(Editorial)
O Globo
Está previsto para hoje, no Supremo Tribunal Federal (STF), o início do
julgamento da constitucionalidade da política de cotas em instituições de ensino
no Brasil, contestada em três ações que tramitam na Corte.
Na pauta de hoje está a ação protocolada pelo DEM contra o sistema de cotas
adotado pela Universidade de Brasília e o recurso que questiona a política
adotada pela Universidade do Rio Grande do Sul, que combina dois critérios para
a seleção: a origem de escola pública e a “raça”.
A questão foi debatida em audiências públicas realizadas pelo Supremo em
março de 2010, com a participação de mais de 40 especialistas.
Tema complexo em que se embaralham traços da luta pelos direitos civis, da
busca de justiça social, da inclusão de minorias menos favorecidas e até do
politicamente (ou socialmente) correto.
A priori, pode parecer justa a preocupação de garantir espaço, nas
instituições de ensino superior, para jovens que não tenham tido as mesmas
oportunidades que outros, supostamente por questão de renda, cor da pele ou
outro motivo.
O problema é que esse conceito embute distorções capazes de, ao supostamente
neutralizar discriminações, criar outras ainda piores, uma vez que definidas em
leis, normas e regulamentos.
Na próxima semana, o STF deverá analisar a ação do DEM e de entidades da área
de ensino contra o sistema de reserva de bolsas de estudo para negros,
indígenas, pessoas com deficiência e alunos da rede pública, implementado pelo
ProUni, do governo federal.
A barreira defensiva para os negros, por exemplo, é traiçoeira. Segundo dados
de 2008 do IBGE, apenas 6,1% da população se autodefinem como negros. Em termos
percentuais, essa parcela da população só se torna expressiva se a ela se
adicionarem os 45,1% que se denominam pardos. Nesse caso, portanto, a barreira
funciona, na prática, como uma discriminação contra pardos, não contemplados com
cotas.
Outro grande problema do sistema de cotas é o critério a ser adotado para
selecionar os que nele devem ser incluídos.

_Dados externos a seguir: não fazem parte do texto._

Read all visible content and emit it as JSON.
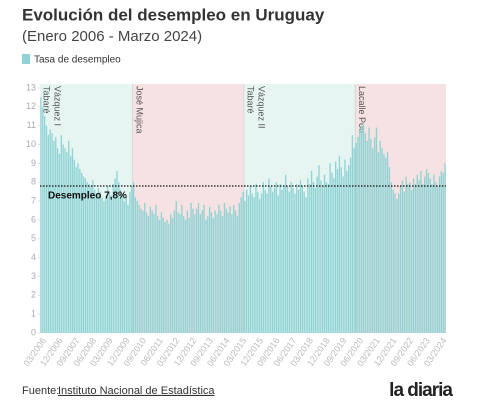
{
  "chart_data": {
    "type": "bar",
    "title": "Evolución del desempleo en Uruguay",
    "subtitle": "(Enero 2006 - Marzo 2024)",
    "legend": "Tasa de desempleo",
    "color": "#8fd3d4",
    "source_prefix": "Fuente:",
    "source_link": "Instituto Nacional de Estadística",
    "logo": "la diaria",
    "periods": [
      {
        "lines": [
          "Tabaré",
          "Vázquez I"
        ],
        "color": "#e6f5f2"
      },
      {
        "lines": [
          "José Mujica"
        ],
        "color": "#f6e2e2"
      },
      {
        "lines": [
          "Tabaré",
          "Vázquez II"
        ],
        "color": "#e6f5f2"
      },
      {
        "lines": [
          "Lacalle Pou"
        ],
        "color": "#f6e2e2"
      }
    ],
    "reference": {
      "value": 7.8,
      "label": "Desempleo 7,8%"
    },
    "ylim": [
      0,
      13
    ],
    "yticks": [
      0,
      1,
      2,
      3,
      4,
      5,
      6,
      7,
      8,
      9,
      10,
      11,
      12,
      13
    ],
    "categories": [
      null,
      null,
      "03/2006",
      null,
      null,
      null,
      null,
      null,
      null,
      null,
      null,
      "12/2006",
      null,
      null,
      null,
      null,
      null,
      null,
      null,
      null,
      "09/2007",
      null,
      null,
      null,
      null,
      null,
      null,
      null,
      null,
      "06/2008",
      null,
      null,
      null,
      null,
      null,
      null,
      null,
      null,
      "03/2009",
      null,
      null,
      null,
      null,
      null,
      null,
      null,
      null,
      "12/2009",
      null,
      null,
      null,
      null,
      null,
      null,
      null,
      null,
      "09/2010",
      null,
      null,
      null,
      null,
      null,
      null,
      null,
      null,
      "06/2011",
      null,
      null,
      null,
      null,
      null,
      null,
      null,
      null,
      "03/2012",
      null,
      null,
      null,
      null,
      null,
      null,
      null,
      null,
      "12/2012",
      null,
      null,
      null,
      null,
      null,
      null,
      null,
      null,
      "09/2013",
      null,
      null,
      null,
      null,
      null,
      null,
      null,
      null,
      "06/2014",
      null,
      null,
      null,
      null,
      null,
      null,
      null,
      null,
      "03/2015",
      null,
      null,
      null,
      null,
      null,
      null,
      null,
      null,
      "12/2015",
      null,
      null,
      null,
      null,
      null,
      null,
      null,
      null,
      "09/2016",
      null,
      null,
      null,
      null,
      null,
      null,
      null,
      null,
      "06/2017",
      null,
      null,
      null,
      null,
      null,
      null,
      null,
      null,
      "03/2018",
      null,
      null,
      null,
      null,
      null,
      null,
      null,
      null,
      "12/2018",
      null,
      null,
      null,
      null,
      null,
      null,
      null,
      null,
      "09/2019",
      null,
      null,
      null,
      null,
      null,
      null,
      null,
      null,
      "06/2020",
      null,
      null,
      null,
      null,
      null,
      null,
      null,
      null,
      "03/2021",
      null,
      null,
      null,
      null,
      null,
      null,
      null,
      null,
      "12/2021",
      null,
      null,
      null,
      null,
      null,
      null,
      null,
      null,
      "09/2022",
      null,
      null,
      null,
      null,
      null,
      null,
      null,
      null,
      "06/2023",
      null,
      null,
      null,
      null,
      null,
      null,
      null,
      null,
      "03/2024"
    ],
    "values": [
      12.5,
      12.0,
      11.5,
      11.0,
      10.5,
      10.8,
      10.6,
      10.2,
      10.4,
      9.8,
      9.5,
      10.5,
      10.0,
      9.8,
      9.6,
      10.2,
      9.4,
      9.8,
      9.2,
      8.8,
      9.0,
      8.7,
      8.5,
      8.3,
      8.2,
      8.0,
      7.9,
      7.8,
      8.1,
      7.6,
      7.4,
      7.7,
      7.5,
      7.2,
      7.0,
      7.1,
      7.8,
      7.5,
      7.3,
      7.9,
      8.2,
      8.6,
      8.0,
      7.6,
      7.4,
      7.0,
      7.2,
      6.8,
      7.5,
      7.8,
      8.0,
      7.2,
      7.0,
      6.8,
      6.6,
      6.5,
      6.9,
      6.4,
      6.2,
      6.7,
      6.5,
      6.3,
      6.8,
      6.2,
      6.0,
      6.4,
      6.1,
      5.9,
      6.0,
      5.8,
      6.3,
      6.1,
      6.5,
      7.0,
      6.4,
      6.3,
      6.8,
      6.2,
      6.0,
      6.5,
      6.1,
      6.9,
      6.6,
      6.3,
      6.6,
      6.9,
      6.3,
      6.5,
      6.8,
      6.0,
      6.2,
      6.7,
      6.4,
      6.1,
      6.5,
      6.3,
      6.8,
      6.5,
      6.2,
      6.9,
      6.6,
      6.4,
      6.7,
      6.3,
      6.8,
      6.5,
      6.2,
      6.9,
      7.2,
      7.5,
      7.0,
      7.6,
      7.3,
      7.8,
      7.4,
      7.2,
      7.9,
      7.5,
      7.1,
      7.4,
      8.0,
      7.6,
      7.4,
      8.2,
      7.8,
      7.5,
      7.7,
      8.0,
      7.3,
      7.9,
      7.6,
      7.8,
      8.4,
      7.8,
      7.5,
      8.0,
      7.7,
      7.4,
      7.9,
      7.6,
      8.1,
      7.8,
      7.5,
      7.2,
      8.2,
      7.9,
      8.6,
      8.0,
      7.7,
      8.3,
      8.9,
      8.1,
      7.8,
      8.4,
      8.0,
      7.9,
      9.0,
      8.5,
      8.2,
      9.1,
      8.7,
      9.4,
      8.8,
      8.3,
      9.2,
      8.6,
      8.9,
      9.3,
      10.5,
      9.8,
      10.1,
      10.4,
      10.8,
      11.0,
      11.1,
      10.6,
      10.2,
      10.9,
      10.3,
      9.8,
      10.4,
      10.9,
      9.6,
      10.2,
      9.8,
      9.5,
      9.3,
      9.6,
      8.8,
      8.0,
      7.6,
      7.4,
      7.1,
      7.4,
      7.8,
      8.1,
      7.5,
      8.3,
      7.9,
      8.0,
      7.6,
      8.2,
      7.9,
      8.4,
      8.1,
      8.6,
      7.9,
      8.3,
      8.7,
      8.5,
      8.2,
      7.9,
      8.4,
      8.0,
      7.8,
      8.3,
      8.6,
      8.5,
      9.0
    ]
  }
}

Quando o sistema é o do mérito escolar, as nuvens se dissipam e as cotas
deixam de ser necessárias. Entra quem obtiver nota suficiente, segundo o número
de vagas. Quando entra o componente racial, a questão se complica.
A Universidade Estadual de Mato Grosso do Sul, por exemplo, criou cotas para
negros, mas depois excluiu 76 inscritos porque suas fotos mostravam que eles não
cumpriam as exigências: eram pardos.
O fato é que esses sistemas artificiais atendem mais aos objetivos
eleitoreiros de alguns políticos que às reais necessidades dos que seriam
supostamente beneficiados.
E, para beneficiar alguns, outros são prejudicados. Como é o caso óbvio dos
milhões de jovens brancos e pobres, que têm tanta dificuldade de acesso ao
ensino superior quanto qualquer outro jovem na mesma situação.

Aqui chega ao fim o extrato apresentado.